Well, I just saw another shoulder injury yesterday that was related to the P90X system. My poor patient was a mid-50's businessman whose previous workouts consisted of lifting the Triple-Cheeseburger with Extra Bacon at the local McWendyKings... The P90X System appealed to his sense of going after what you want, he was ready to make some changes in his life, so he bought it and commenced.
He noticed immediate gains in strength and in muscle size (Rule #5). He also noticed a little twinge in his right shoulder, which he promptly ignored and pushed through, violating Rule #4. He stuck to the system as published and even did extra workouts because he was so pumped about his progress (Rule #2). After a few weeks his right shoulder was getting worse; it was hurting during the workouts and aching badly at night, even waking him from sleep.
|Use it Wisely...|
Infuriated at his stupid, girlie shoulder, he came to see me for a quick fix. After three visits of the usual stair-step progression of treatment and investigation, he went for the dreaded MRI of his shoulder. Luckily, he did not have a rotator cuff tear, but the tendons in his shoulder were severely inflamed. Turns out, he had not been resting the shoulder as instructed while we were treating it; he was still "pushing through" the pain. It was at this point, as I was in the middle of giving him the verbal smack-down for being a knuckle-head, when these 5 rules just came out of my mouth. That happens to me sometimes; I'm not sure where this stuff comes from, but I'm not complaining.
Now don't misunderstand me, I think the P90X System is a fine way to get back into shape. It is a little on the aggressive side for my taste, especially for folks who have been sedentary for years, but other than that I think it is fine. It has a very motivated tone which speaks to many professionals who used to be athletes, but who, for the last 20 years, have been scoring mental/business points instead. This person's usual all-or-nothing attitude that has brought success in business, often leads to injury when getting back into shape.
|The Best Lifestyle|
1. You can get back into great shape after 40, you just can't do it all today! I even tell 80-somethings they can become athletes again, but it has to be very slowly; it's gonna take time. Your body is bad out of shape and out of practice and just cannot get to where you want to be in the allotted 30 minute sit-com time-frame. Patience and persistence are what's needed, not blind motivation.
2. You must give your body more time to recover than you did in your teens/twenties. It just takes more time for your body to repair the damage of a workout than it used to. You can get there, but it will take more time and patience than back then. There is no secret supplement or stretch that allows you to break this rule. This is not a thought, or a suggestion, this is a Rule.
|A Good Start...|
4. You CANNOT ignore pain in a joint or tendon like you did in your teens; you have to listen to your body. Pushing through pain is something every former athlete is familiar with. It works a lot more often for teens and twenties than it does for forties/fifties. A little muscle soreness is one thing, but you just cannot ignore pain in a joint or ligament after 40 or you will suffer. That's not to say you should stop, it just means you have to listen to your body and know when to adjust, or ask for help.

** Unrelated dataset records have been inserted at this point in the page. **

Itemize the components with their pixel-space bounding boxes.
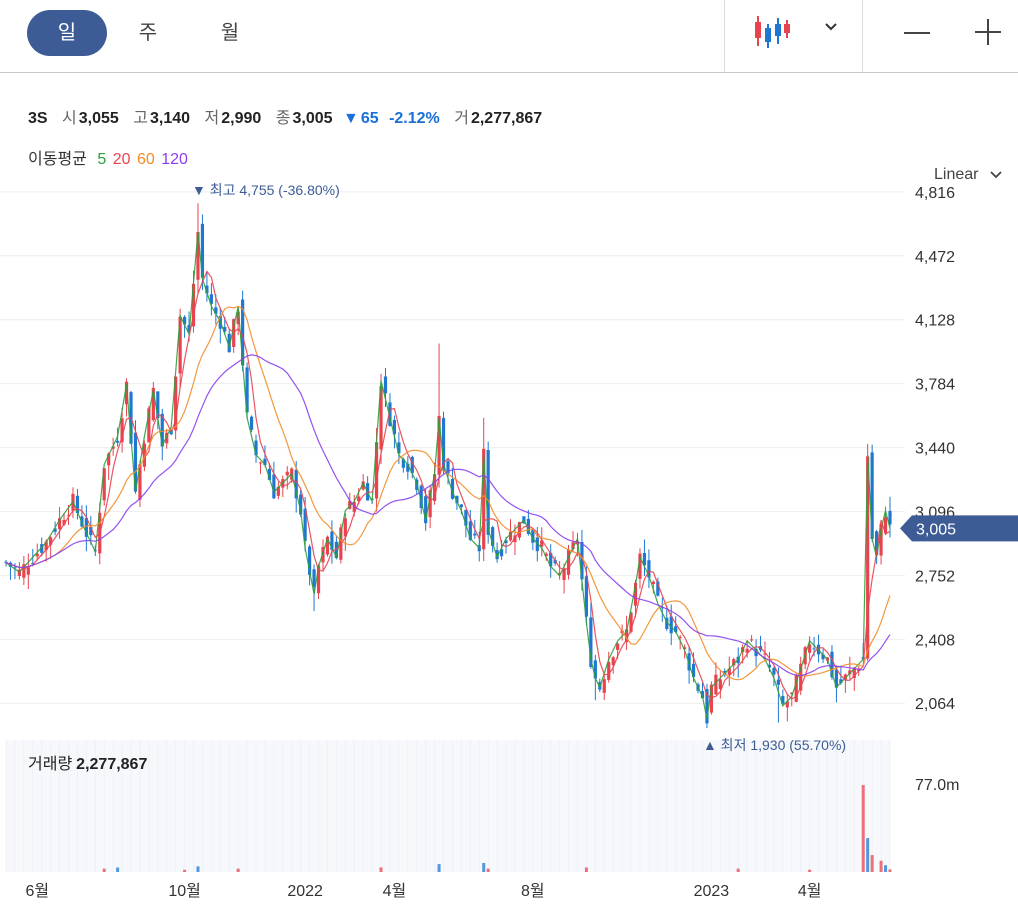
price-chart[interactable]: 4,8164,4724,1283,7843,4403,0962,7522,408…: [0, 0, 1018, 912]
volume-bar: [861, 785, 865, 872]
y-tick-label: 2,064: [915, 696, 955, 713]
low-annotation: ▲ 최저 1,930 (55.70%): [703, 737, 846, 753]
moving-average-line-120: [5, 354, 891, 677]
y-tick-label: 4,816: [915, 185, 955, 202]
volume-bar: [870, 855, 874, 872]
candle-body: [812, 648, 816, 650]
x-tick-label: 4월: [798, 882, 822, 900]
candle-body: [249, 416, 254, 430]
x-tick-label: 2022: [287, 883, 323, 900]
volume-bar: [196, 866, 200, 872]
x-tick-label: 6월: [25, 882, 49, 900]
volume-panel-label: 거래량 2,277,867: [28, 750, 147, 774]
y-tick-label: 3,784: [915, 377, 955, 394]
candle-body: [473, 533, 477, 536]
volume-bar: [116, 867, 120, 872]
high-annotation: ▼ 최고 4,755 (-36.80%): [192, 182, 340, 198]
y-tick-label: 4,472: [915, 249, 955, 266]
volume-bar: [437, 864, 441, 872]
volume-bar: [379, 867, 383, 872]
volume-axis-label: 77.0m: [915, 777, 959, 794]
volume-bar: [584, 867, 588, 872]
volume-bar: [884, 865, 888, 872]
volume-bar: [879, 860, 883, 872]
x-tick-label: 4월: [383, 882, 407, 900]
candle-body: [776, 679, 780, 685]
candle-body: [749, 639, 754, 641]
volume-bar: [236, 868, 240, 872]
candle-body: [616, 643, 620, 650]
volume-bar: [736, 868, 740, 872]
candle-body: [272, 474, 276, 499]
y-tick-label: 3,440: [915, 441, 955, 458]
volume-bar: [486, 868, 490, 872]
volume-bar: [808, 869, 812, 872]
volume-bar: [888, 869, 892, 872]
volume-bar: [183, 869, 187, 872]
candle-body: [651, 581, 655, 585]
volume-panel-title: 거래량: [28, 756, 73, 773]
candle-body: [116, 440, 120, 443]
x-tick-label: 2023: [694, 883, 730, 900]
volume-bar: [866, 838, 870, 872]
x-tick-label: 8월: [521, 882, 545, 900]
x-tick-label: 10월: [168, 882, 201, 900]
candle-body: [26, 567, 30, 575]
last-price-label: 3,005: [916, 521, 956, 538]
y-tick-label: 2,752: [915, 568, 955, 585]
candle-body: [459, 504, 463, 507]
candle-body: [772, 668, 776, 675]
candle-body: [258, 462, 263, 464]
candle-body: [285, 471, 289, 476]
y-tick-label: 2,408: [915, 632, 955, 649]
volume-bar: [102, 868, 106, 872]
volume-panel-value: 2,277,867: [76, 756, 148, 773]
candle-body: [383, 376, 388, 394]
volume-bar: [482, 862, 486, 872]
y-tick-label: 4,128: [915, 313, 955, 330]
candle-body: [602, 679, 606, 693]
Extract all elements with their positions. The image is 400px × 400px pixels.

5. Muscles respond much quicker to increases in exercise than tendons and ligaments, thus the danger of injury. Imagine a raw piece of meat. The muscle is red, right? That means it has an excellent blood supply. So, after a workout your muscles are engorged with blood bringing healing nutrients, so your muscles recover in a few days. Think of the tendons, what color are they? White; and that means they have a very poor blood supply. Ligaments have such a poor blood supply that we theorize they get some of their nutrition from the fluid in the joint itself. So after a hard workout - which stresses your tendons just as much as your muscles - your poor tendons and ligaments just sit there with their little white self, waiting as the healing nutrition merely trickles in. Thus, your muscles respond, grow and heal much quicker when stressed than do your tendons and ligaments. Ignoring this fact after 40, is a guaranteed injury. After 40, you have to slow down the pace of your increases in both resistance and duration so that these white structures have time to recover as well.
|Helps Muscle Recovery|
I really want you to get back into great shape. There are mirror-reasons for doing this, but more importantly there are the medical-reasons. Just remember, after 40, the limiting step is not how quickly your muscles respond, but how quickly your tendons and ligaments can recover. Now go get busy!